What makes someone an expert?
Here's the crux of the issue. There a lot of books and courses that tell you that all you need to be an expert is to anoint yourself as a self-proclaimed guru of whatever topic you're interested in teaching. While it's true that you are able to anoint yourself, ethically in order to be deemed an expert advisor you need to actually be doing what you say that you're doing.
There are a lot of experts out there that teach something that they don't make a lot of money doing.
My point is that if you want to know how to test an expert advisor, one easy way is to look at where they are getting the majority of their income. If they are teaching you how to build a team, yet have one or maybe two people working with them, they might not be the best person to listen to.
Sure, they have a team, but what's that team doing? Are they only processing? Are they sourcing? Are they finding new opportunities? Are they developing procedures that they can pass on to the next person? How much revenue can they associate with the team they built? Does their team consist of only part-time virtual assistants hired off of something like Elance or oDesk?

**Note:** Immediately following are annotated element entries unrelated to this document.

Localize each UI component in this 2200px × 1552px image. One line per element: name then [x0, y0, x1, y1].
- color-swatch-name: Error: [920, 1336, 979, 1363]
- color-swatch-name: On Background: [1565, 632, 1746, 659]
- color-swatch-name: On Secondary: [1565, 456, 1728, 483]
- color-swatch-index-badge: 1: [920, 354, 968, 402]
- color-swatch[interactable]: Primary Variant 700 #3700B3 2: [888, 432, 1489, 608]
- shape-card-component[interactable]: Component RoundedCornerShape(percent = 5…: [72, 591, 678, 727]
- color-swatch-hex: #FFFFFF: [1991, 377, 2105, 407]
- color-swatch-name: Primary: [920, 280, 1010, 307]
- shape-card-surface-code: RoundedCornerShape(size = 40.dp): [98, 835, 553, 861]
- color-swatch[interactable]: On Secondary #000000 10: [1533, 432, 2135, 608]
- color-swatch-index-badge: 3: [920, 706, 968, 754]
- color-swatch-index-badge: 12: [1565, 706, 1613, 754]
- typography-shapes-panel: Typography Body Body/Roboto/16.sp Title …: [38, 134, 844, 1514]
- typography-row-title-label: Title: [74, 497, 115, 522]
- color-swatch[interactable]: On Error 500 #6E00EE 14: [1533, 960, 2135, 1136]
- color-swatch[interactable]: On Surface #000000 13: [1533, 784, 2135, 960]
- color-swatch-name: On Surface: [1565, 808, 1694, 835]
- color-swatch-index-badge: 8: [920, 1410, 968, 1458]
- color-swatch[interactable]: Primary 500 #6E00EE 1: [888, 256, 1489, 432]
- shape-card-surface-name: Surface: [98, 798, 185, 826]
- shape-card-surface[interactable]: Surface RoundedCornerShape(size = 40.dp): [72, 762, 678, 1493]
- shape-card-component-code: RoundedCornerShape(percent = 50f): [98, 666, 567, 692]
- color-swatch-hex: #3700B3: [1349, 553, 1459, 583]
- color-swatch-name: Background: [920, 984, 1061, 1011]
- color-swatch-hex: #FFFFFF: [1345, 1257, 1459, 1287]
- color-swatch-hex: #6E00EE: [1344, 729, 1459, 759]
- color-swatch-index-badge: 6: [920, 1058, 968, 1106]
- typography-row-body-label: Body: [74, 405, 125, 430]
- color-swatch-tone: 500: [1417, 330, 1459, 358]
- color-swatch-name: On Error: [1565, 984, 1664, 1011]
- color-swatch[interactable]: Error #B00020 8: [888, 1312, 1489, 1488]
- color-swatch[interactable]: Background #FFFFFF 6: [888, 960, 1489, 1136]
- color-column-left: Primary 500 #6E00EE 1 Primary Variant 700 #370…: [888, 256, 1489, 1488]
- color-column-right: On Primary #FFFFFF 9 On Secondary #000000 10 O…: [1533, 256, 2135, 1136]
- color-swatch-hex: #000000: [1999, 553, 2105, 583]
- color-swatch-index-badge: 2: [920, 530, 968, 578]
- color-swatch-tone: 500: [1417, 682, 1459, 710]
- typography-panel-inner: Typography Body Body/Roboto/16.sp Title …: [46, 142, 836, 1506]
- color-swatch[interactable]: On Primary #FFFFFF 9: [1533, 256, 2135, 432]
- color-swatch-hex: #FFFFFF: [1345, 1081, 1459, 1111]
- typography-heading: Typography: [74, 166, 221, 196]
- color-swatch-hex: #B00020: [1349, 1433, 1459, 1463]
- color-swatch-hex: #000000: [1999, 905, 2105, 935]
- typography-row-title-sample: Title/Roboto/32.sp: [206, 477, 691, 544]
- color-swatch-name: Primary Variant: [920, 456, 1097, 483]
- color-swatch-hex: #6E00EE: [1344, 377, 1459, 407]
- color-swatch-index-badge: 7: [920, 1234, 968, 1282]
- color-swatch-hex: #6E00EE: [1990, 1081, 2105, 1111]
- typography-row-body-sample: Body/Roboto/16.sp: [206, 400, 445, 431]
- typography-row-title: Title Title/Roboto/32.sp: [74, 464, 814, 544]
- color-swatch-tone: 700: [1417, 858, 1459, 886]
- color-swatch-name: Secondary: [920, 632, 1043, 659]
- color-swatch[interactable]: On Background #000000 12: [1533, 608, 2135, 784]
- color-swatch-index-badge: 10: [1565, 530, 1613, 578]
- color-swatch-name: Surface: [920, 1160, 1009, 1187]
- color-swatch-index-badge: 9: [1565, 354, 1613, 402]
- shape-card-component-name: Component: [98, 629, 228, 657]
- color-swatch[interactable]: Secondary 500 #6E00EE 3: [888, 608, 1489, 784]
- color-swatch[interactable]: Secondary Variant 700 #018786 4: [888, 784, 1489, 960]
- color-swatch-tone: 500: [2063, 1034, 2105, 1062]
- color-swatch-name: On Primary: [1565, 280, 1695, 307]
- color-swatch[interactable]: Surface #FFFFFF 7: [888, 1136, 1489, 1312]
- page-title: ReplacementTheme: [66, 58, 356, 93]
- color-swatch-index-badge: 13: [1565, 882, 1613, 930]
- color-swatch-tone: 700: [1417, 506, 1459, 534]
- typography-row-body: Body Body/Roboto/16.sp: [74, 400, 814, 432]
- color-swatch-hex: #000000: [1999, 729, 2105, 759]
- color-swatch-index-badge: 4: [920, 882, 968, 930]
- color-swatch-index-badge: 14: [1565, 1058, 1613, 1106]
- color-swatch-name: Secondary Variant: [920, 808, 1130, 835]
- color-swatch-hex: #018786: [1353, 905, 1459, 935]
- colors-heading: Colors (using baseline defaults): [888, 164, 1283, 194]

If having a team is not the primary means of increased revenue and profits, watch out.
Anybody can go and hire someone online to do something for them and then claim to be an expert in team building.
The #1 way to test an expert advisor
Okay, so if you want to test whether or not an expert is worth investing in, here's the easiest way to do it. All you need to do is ask them one simple question:
“What is the percentage breakdown of your revenue that comes from information products versus your actual business?”
If you are guru gets the majority of their income through information products then there is a problem. That means that their primary business is selling you information. It means that what they are teaching you is how they are making their money, and not from the business that they claim to be an expert in.
You see this all the time with bloggers that make the majority of their money from affiliate income rather than assets that they've built. Essentially they make their money not showing people how to build a business, but selling the latest thing to make a buck.
Around 95% of my annual revenue comes from my business. The rest comes from information products. If your expert advisor can't tell you with a straight face that they are making more money from their business than they are from information products, you need to move on someone else.